The envoy hailed the “objective and fair” nature of the report by Alston, which commended China for achievements in fighting poverty. However, he said that China would not allow individuals to cover up their activities “using the banner of human rights.”
Despite praising China’s rapid pace in economic development, Alston said in his report that inequality was still “high and is rising” in the country.
The UN official also lamented that space for the expression of views that differ from those of the ruling party was shrinking in China, calling on the authorities to release the activist, whom Alston met in Beijing during a trip to China in August. 

File photo shows Chinese lawyer and human rights activist Jiang Tianyong. 

Jiang Tianyong, a critical of Beijing’s alleged crackdown on rights, was reportedly arrested last November. He was disqualified as a lawyer in 2009 after defending high-profile dissidents and practitioners of Falun Gong, the banned spiritual movement.

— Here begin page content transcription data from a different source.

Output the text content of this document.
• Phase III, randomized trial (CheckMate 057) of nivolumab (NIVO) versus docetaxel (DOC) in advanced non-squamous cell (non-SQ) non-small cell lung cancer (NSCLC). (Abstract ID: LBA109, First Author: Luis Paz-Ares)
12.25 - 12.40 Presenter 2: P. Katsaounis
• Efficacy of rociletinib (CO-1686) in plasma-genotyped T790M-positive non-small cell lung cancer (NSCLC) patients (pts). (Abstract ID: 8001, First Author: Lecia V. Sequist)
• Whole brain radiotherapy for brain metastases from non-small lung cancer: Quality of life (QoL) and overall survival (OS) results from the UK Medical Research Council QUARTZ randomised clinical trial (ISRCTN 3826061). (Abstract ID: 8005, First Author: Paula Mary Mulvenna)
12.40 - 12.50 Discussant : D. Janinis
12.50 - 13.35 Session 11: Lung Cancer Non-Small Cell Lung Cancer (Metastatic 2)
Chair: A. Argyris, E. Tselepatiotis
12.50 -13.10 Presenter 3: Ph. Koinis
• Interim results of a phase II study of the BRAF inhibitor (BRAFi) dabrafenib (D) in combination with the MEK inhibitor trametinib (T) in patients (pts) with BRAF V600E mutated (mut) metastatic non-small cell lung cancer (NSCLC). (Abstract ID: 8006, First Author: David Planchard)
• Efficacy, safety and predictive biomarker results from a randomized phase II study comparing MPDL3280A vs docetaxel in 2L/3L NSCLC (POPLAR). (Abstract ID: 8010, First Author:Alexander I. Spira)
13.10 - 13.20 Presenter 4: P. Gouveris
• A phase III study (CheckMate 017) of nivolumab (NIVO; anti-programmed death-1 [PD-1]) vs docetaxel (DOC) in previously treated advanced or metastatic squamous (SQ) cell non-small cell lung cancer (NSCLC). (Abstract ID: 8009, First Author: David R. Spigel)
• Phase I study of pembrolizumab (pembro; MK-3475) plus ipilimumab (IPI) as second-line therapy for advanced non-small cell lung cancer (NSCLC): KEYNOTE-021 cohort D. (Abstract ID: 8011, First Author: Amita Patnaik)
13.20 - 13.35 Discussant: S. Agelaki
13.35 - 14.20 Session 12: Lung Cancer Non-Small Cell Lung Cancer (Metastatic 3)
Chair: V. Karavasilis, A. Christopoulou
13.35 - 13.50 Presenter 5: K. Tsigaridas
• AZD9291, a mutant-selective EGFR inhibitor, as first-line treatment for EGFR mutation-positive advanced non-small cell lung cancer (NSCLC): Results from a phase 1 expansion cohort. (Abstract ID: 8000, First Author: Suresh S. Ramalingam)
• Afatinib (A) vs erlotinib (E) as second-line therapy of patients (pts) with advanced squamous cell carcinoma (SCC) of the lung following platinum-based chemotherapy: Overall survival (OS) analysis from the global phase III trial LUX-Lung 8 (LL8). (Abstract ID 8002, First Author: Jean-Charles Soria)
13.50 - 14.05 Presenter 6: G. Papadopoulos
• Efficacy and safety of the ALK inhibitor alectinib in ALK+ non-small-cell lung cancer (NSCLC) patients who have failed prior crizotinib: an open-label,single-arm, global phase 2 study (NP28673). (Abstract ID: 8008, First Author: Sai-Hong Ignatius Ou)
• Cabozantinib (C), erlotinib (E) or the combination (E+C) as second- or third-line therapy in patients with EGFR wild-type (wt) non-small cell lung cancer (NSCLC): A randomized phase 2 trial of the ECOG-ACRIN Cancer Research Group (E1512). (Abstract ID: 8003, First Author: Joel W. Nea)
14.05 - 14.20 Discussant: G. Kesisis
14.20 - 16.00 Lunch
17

Alston said China’s charge of subversion of state power against Jiang was “extremely serious” and “the equivalent of a legal sledgehammer”. The Australian professor on international law rejected China’s claims that calls for the release of an activist could violate a country’s judicial sovereignty.
“I of course do not agree that there is something called judicial sovereignty which would lead a Special Rapporteur or this Council not to reflect on cases that appear to violate human rights, appear to be unjust, even if they are part of the judicial process,” he said.